Financial institutions (FIs) play a pivotal role in driving sustainable development and helping society transition to a low-carbon economy. To better align themselves with climate goals, these institutions should embrace a multifaceted approach, focusing on three key areas: risk management, investment strategies, and collaborative action.
Firstly, FIs must enhance their risk management frameworks to incorporate climate-related risks and opportunities. This entails conducting rigorous assessments of their portfolios to identify and address climate-related exposures, ensuring transparent reporting, and integrating climate considerations into their decision-making processes. By understanding and proactively managing climate risks, these institutions can safeguard their own financial stability while contributing to a more sustainable future.
Secondly, adopting sustainable investment strategies is crucial. FIs should allocate capital to support environmentally responsible initiatives and renewable energy projects. By providing financing and capital to climate-friendly enterprises, they can help accelerate the transition to a greener economy. Implementing robust environmental, social, and governance (ESG) criteria in investment decisions will further align portfolios with climate goals.
Finally, collaborative action is paramount. FIs should collaborate with governments, international organisations, and other stakeholders to drive collective efforts towards achieving climate objectives. This collaboration can involve sharing best practices, developing innovative financial instruments, and advocating for supportive policy frameworks that incentivise sustainable practices. By working together, financial services institutions can amplify their impact and contribute to the systemic changes needed to tackle climate change effectively.
What are the greatest challenges they currently face?
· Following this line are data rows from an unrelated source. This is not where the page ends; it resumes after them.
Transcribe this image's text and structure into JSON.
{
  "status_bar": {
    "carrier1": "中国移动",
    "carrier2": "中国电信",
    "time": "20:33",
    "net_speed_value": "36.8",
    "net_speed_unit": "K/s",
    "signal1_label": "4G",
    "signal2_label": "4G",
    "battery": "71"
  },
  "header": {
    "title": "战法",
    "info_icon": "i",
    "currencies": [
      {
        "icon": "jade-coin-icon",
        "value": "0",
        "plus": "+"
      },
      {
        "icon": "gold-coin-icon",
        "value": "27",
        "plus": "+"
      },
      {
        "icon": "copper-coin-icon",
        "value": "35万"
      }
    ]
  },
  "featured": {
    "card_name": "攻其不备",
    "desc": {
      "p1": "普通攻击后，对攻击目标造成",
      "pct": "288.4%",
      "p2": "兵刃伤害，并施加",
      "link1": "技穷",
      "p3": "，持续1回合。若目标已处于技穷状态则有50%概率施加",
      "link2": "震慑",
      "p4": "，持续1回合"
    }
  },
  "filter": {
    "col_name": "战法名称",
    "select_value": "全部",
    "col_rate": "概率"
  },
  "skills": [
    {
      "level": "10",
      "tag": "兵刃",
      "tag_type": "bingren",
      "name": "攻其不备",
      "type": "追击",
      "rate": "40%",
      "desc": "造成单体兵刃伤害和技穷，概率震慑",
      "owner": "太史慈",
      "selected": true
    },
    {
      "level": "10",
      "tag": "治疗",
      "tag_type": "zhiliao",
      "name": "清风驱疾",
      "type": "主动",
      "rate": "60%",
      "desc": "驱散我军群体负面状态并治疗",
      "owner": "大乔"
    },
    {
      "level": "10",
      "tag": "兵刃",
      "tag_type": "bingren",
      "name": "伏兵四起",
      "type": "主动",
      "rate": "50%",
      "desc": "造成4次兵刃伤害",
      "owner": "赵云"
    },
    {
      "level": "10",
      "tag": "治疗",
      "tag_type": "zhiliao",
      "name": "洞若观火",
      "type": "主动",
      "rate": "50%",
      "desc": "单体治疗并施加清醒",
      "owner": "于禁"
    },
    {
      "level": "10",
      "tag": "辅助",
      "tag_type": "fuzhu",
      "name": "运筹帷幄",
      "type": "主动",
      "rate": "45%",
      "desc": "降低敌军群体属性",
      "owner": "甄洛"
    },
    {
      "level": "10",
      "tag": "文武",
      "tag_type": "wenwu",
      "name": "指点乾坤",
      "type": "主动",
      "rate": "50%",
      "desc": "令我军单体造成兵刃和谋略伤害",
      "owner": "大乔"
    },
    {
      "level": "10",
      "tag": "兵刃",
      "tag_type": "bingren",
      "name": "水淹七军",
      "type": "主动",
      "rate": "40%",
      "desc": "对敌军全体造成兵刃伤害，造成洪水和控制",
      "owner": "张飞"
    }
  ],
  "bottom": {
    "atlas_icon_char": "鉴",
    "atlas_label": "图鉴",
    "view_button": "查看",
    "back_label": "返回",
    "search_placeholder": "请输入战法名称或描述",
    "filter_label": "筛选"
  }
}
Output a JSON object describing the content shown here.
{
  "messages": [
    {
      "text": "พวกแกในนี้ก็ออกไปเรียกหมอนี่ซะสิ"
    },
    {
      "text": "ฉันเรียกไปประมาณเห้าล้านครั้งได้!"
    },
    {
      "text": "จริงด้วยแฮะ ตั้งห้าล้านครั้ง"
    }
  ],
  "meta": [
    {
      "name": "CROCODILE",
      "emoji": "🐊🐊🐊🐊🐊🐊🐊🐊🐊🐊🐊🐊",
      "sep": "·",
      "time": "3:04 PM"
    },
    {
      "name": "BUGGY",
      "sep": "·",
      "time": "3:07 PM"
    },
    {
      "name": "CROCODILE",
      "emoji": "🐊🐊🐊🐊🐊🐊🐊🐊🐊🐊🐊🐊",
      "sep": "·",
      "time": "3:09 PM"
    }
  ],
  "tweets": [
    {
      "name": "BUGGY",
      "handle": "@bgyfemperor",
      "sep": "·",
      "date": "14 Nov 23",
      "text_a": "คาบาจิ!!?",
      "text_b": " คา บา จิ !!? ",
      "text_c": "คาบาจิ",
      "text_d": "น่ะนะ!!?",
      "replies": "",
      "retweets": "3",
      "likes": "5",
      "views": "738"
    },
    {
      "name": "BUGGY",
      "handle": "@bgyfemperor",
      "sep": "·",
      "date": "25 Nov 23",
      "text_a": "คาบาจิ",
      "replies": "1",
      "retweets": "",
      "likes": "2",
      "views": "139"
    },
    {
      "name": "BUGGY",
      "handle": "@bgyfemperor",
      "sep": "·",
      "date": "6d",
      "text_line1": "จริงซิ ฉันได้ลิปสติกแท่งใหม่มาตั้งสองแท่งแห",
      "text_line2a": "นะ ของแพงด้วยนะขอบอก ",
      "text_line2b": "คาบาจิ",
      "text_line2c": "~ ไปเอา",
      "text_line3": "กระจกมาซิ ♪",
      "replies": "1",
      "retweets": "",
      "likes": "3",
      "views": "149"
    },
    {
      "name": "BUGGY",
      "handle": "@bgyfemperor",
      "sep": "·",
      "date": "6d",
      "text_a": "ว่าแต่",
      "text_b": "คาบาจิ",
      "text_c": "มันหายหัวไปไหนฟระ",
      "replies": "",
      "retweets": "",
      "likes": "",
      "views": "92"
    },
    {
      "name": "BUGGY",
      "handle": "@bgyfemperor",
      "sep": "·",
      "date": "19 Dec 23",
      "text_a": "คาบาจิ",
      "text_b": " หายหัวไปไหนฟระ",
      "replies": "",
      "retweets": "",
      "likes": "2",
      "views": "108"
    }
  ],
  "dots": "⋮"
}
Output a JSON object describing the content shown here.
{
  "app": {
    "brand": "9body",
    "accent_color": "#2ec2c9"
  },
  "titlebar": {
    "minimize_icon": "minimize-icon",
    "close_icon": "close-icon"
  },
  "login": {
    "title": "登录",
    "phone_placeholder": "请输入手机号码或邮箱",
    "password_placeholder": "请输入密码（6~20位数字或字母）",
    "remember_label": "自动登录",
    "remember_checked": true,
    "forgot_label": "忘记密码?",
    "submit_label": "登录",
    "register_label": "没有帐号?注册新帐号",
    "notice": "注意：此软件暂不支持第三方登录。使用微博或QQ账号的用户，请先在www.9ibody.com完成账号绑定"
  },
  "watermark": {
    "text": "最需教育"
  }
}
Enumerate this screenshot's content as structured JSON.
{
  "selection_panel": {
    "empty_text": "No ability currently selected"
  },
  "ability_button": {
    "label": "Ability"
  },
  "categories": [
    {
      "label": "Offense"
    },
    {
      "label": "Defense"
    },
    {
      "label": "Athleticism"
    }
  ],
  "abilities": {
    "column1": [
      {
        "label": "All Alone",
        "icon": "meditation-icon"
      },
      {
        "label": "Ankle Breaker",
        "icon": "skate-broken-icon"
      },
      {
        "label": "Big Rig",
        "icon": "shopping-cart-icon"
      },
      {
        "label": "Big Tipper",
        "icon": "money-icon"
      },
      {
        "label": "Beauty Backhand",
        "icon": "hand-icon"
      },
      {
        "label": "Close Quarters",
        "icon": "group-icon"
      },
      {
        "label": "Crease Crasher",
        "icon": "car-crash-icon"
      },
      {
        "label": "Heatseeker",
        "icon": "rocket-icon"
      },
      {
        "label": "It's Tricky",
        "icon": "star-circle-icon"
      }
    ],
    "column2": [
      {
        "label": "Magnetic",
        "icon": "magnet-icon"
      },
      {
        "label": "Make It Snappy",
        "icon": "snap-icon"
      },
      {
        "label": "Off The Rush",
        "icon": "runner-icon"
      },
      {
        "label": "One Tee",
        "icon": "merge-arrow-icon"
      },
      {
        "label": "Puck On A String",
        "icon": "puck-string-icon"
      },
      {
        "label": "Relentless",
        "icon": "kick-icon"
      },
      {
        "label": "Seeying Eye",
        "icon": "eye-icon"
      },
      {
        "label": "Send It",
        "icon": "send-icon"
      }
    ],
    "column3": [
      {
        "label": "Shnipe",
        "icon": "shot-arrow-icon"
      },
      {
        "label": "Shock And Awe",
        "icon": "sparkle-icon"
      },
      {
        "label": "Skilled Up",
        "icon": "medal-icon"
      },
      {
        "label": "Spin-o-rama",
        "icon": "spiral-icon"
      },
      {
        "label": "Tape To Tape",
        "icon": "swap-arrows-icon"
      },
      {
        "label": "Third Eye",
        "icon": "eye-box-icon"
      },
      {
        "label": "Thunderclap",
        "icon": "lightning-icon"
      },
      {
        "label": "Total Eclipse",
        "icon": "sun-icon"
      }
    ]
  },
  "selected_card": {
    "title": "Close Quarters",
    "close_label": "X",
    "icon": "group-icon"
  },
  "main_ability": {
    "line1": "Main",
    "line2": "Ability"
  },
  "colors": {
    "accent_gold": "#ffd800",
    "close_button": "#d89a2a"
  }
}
Recent statistics from a Fenergo poll of global FIs highlights that just 10% of executives would consider their firm to be fully prepared to meet ESG obligations. 40% are either ‘poorly prepared’ or entirely unprepared. This reveals the genuine concerns that firms have regarding their ability to deliver on ESG commitments for their stakeholders.
As sustainability and responsible investing gain prominence, FIs are grappling with the need to translate ESG rhetoric into actionable strategies that yield meaningful results. The pressure to align with evolving regulatory requirements, while satisfying the expectations of customers, investors and stakeholders weighs heavily on institutions.
How can FIs fulfil ESG obligations in an overwhelming regulatory environment?
Technology is pivotal in helping FIs make sense of ESG compliance and make processes as simple as possible. Don’t silo. Reuse data from across your network. There are lots of external ESG tools to benchmark against, which helps with due diligence, and build ESG into your operating model all the way through the customer lifecycle — from onboarding to review. Key considerations are as follows:
- Synergies between AML/KYC data and processes mean FIs can easily absorb ESG into existing Client Lifecycle Management (CLM) Frameworks
- As a starting point, much data can be reused from KYC to jumpstart ESG, including Nature of Business, Industry Codes and even the Board of Directors
- Leverage major ESG data providers to enrich client and supply chain profiles as much as possible through Application Programmer Interfaces (APIs)
- It is crucial to ensure ESG and KYC/financial crime are not siloed. Leverage people, data and resources to create integrated reporting structures that centralise the entity in the process, whether we’re looking at them from an ESG or KYC lens
- Use proprietary rating methodologies to automatically rate and classify the client, escalating to specialist “ESG- Regulatory Officer” type roles for exceptional cases
- The automation and repurposing of data, coupled with the leveraging of CLM operating models, deliver significant operational efficiencies and cost savings
Why is it important for FIs to automatically calculate climate and reputational ESG risks and their supply chains?
Automation brings the ability to respond to changing policy quickly, avoids breaching regulations and streamlines the whole compliance processes, while minimising the need for human intervention. Technology allows FIs to streamline data capture for their clients and visualise supply chain hierarchies before applying ESG ratings.
By adopting automated risk assessment mechanisms, FIs can swiftly identify and analyse potential ESG vulnerabilities across their supply chains. This proactive approach enables effective risk mitigation, ensuring long-term sustainability and resilience. Additionally, automating these calculations enhances transparency, boosts stakeholder confidence and helps institutions navigate the evolving ESG landscape, thereby maintaining their competitive edge and contributing to a more sustainable future.